The (Other) Sciences of Making Maps

To most of those outside of the geospatial industries maps are tool for navigation, something to easily see the information they want or fun apps and games meant for entertainment. To those inside the industry they are a great tool for visually displaying information that might not otherwise be digestible to the public. While most people don’t understand what actually goes into making a map there a few things outside of the general curriculum a map make should take into consideration.

In school geography and GIS majors are taught the basic concepts of design, principles and analysis. In reality, there is much more that goes into a map.

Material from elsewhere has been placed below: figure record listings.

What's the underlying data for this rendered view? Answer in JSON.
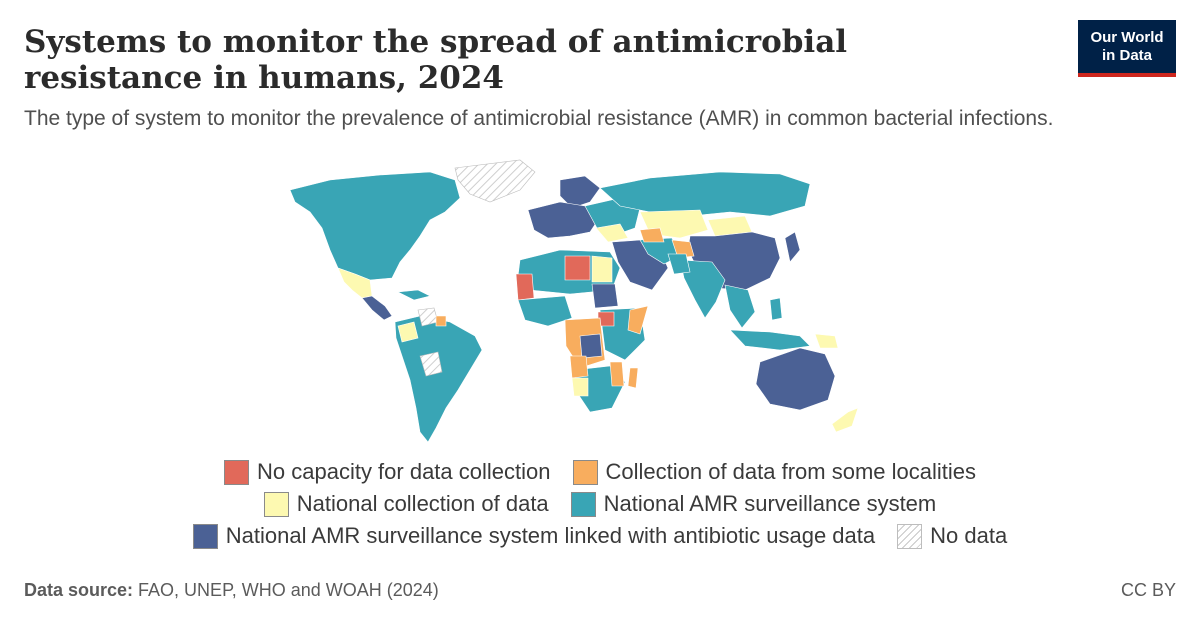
{
  "title": "Systems to monitor the spread of antimicrobial resistance in humans, 2024",
  "subtitle": "The type of system to monitor the prevalence of antimicrobial resistance (AMR) in common bacterial infections.",
  "logo": {
    "line1": "Our World",
    "line2": "in Data"
  },
  "colors": {
    "no_capacity": "#e1695a",
    "some_localities": "#f8ad5e",
    "national_collection": "#fdf9b1",
    "national_surveillance": "#39a5b5",
    "linked_usage": "#4b6195",
    "no_data": "#ffffff"
  },
  "legend": {
    "no_capacity": "No capacity for data collection",
    "some_localities": "Collection of data from some localities",
    "national_collection": "National collection of data",
    "national_surveillance": "National AMR surveillance system",
    "linked_usage": "National AMR surveillance system linked with antibiotic usage data",
    "no_data": "No data"
  },
  "footer": {
    "source_label": "Data source:",
    "source_text": " FAO, UNEP, WHO and WOAH (2024)",
    "license": "CC BY"
  }
}
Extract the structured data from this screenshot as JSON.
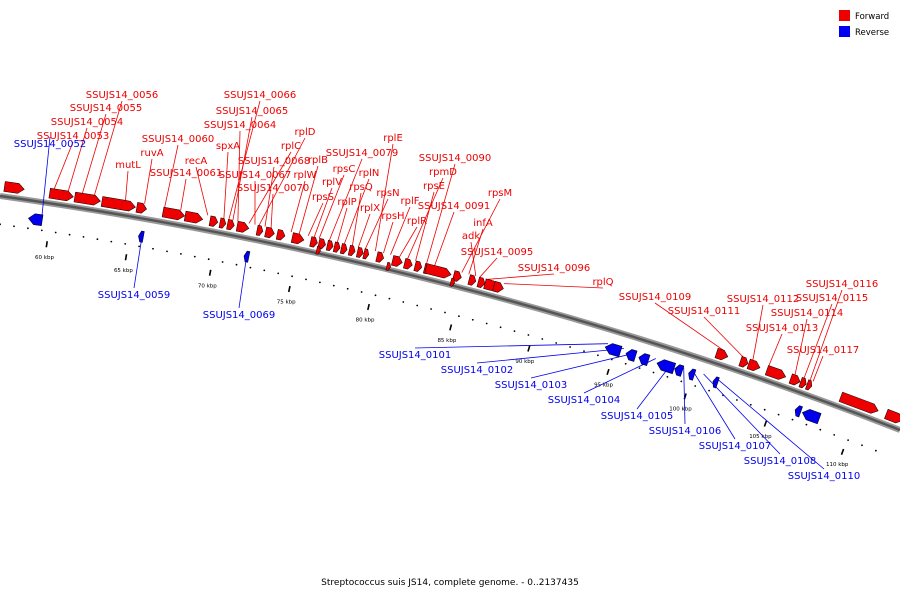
{
  "legend": {
    "forward_label": "Forward",
    "reverse_label": "Reverse",
    "forward_color": "#ee0000",
    "reverse_color": "#0000ee"
  },
  "caption": "Streptococcus suis JS14, complete genome. - 0..2137435",
  "colors": {
    "backbone": "#555555",
    "connector": "#999999",
    "tick": "#000000"
  },
  "ticks": [
    {
      "label": "60 kbp"
    },
    {
      "label": "65 kbp"
    },
    {
      "label": "70 kbp"
    },
    {
      "label": "75 kbp"
    },
    {
      "label": "80 kbp"
    },
    {
      "label": "85 kbp"
    },
    {
      "label": "90 kbp"
    },
    {
      "label": "95 kbp"
    },
    {
      "label": "100 kbp"
    },
    {
      "label": "105 kbp"
    },
    {
      "label": "110 kbp"
    }
  ],
  "forward_labels": [
    "SSUJS14_0056",
    "SSUJS14_0055",
    "SSUJS14_0054",
    "SSUJS14_0053",
    "mutL",
    "ruvA",
    "SSUJS14_0060",
    "SSUJS14_0061",
    "recA",
    "spxA",
    "SSUJS14_0066",
    "SSUJS14_0065",
    "SSUJS14_0064",
    "rplC",
    "rplD",
    "SSUJS14_0068",
    "SSUJS14_0067",
    "SSUJS14_0070",
    "rplW",
    "rplB",
    "rpsS",
    "rplV",
    "rpsC",
    "SSUJS14_0079",
    "rplP",
    "rplN",
    "rpsQ",
    "rplX",
    "rpsN",
    "rplE",
    "rpsH",
    "rplF",
    "rplR",
    "rpmD",
    "rpsE",
    "SSUJS14_0090",
    "SSUJS14_0091",
    "rpsM",
    "infA",
    "adk",
    "SSUJS14_0095",
    "SSUJS14_0096",
    "rplQ",
    "SSUJS14_0109",
    "SSUJS14_0111",
    "SSUJS14_0112",
    "SSUJS14_0113",
    "SSUJS14_0114",
    "SSUJS14_0115",
    "SSUJS14_0116",
    "SSUJS14_0117"
  ],
  "reverse_labels": [
    "SSUJS14_0052",
    "SSUJS14_0059",
    "SSUJS14_0069",
    "SSUJS14_0101",
    "SSUJS14_0102",
    "SSUJS14_0103",
    "SSUJS14_0104",
    "SSUJS14_0105",
    "SSUJS14_0106",
    "SSUJS14_0107",
    "SSUJS14_0108",
    "SSUJS14_0110"
  ]
}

When making a map one must take into account the social impact of the information, the psychology behind how a minds work at understanding and disseminating information, artistry, and even genetics.

How does all of these different sciences combine to create a map that tells the correct story and send the accurate message of the data? Maps are not just thrown together, neither are they static graphics. The data, scale and symbology are all dynamic, or constantly changing. This is where the rest of the science comes in.

Questions to ask oneself when making a map:

Phycology is the first aspect any good map maker must consider.

  • Is everything clearly understandable?

An example of this would be using the same color for two different status in the same map. For instance if you have pipeline map that shows different phases of design and the right of way boundaries representing the acquisition parcel phase and both are green. One would not want to use the same color for a completed acquisition parcel that you would for pre-construction pipeline alignment. This confuses the reader and sends an unclear message to the brain. Is green complete or not they are asking themselves.

  • Is there anything that can be misinterpreted?

Is the map sending the right message for the audience, is the question here.  In this day and age if it’s on the web, printed somewhere or distributed in media then it must be true. Maps can be very deceptive and having someone misinterpret the message can have backlash effects. I have a personal example of this, I have made maps that have blogs about them in foreign countries where the commenters are mad because the units are not metric.

Artistry is also very important in cartography.

  • Do the colors work together?

The first thing a good cartographer should learn about cartographic representation is the color wheel. This will help you understand what primary, secondary, complimentary, contrasting and harmonious colors are. Yes I mean the pie chart you learned in fifth grade art. A good example of this is Orange is contrasting to purple so if you have 2 line work files next to each other you might consider using these contrast colors to make each line “pop” and no bleed together like a harmonious color such blue.

  • Does the line work look smooth?

While there are several tools to help smooth out a line that is not what I mean. Often times there will be multiple line files in a map. The line thickness and line type are what you have to distinguish these and make them unique. An example of this would be an overlapping line file where one could make a ticker solid line and overlay the other line file in a thinner dashed style.

Genetics can affect what the end user is actually seeing.

  • Will the colors look right to everyone who will be seeing this?

Often times when you meet someone it doesn’t come up whether they are color blind or not, but up to 10% of the population is believe to suffer from red-green color blindness. So putting two different shades of green lines next to each other or a red line next to a green line could cause issues.

  • Can the user comprehend this map?

Autism rates are on the rise and one of the symptoms of this is Comprehension Deficit which means a decrease in abstract reasoning and logical thinking. Keep the map simple and clear. Don’t put extra information on there and make sure the message is definable. After all, one of your coworkers who sees this map could be autistic.

While making a map involves cartography skills at an advanced level, when one takes into consideration outside factors that are affecting your map readers the map becomes a true work of art telling a story created and defined by you.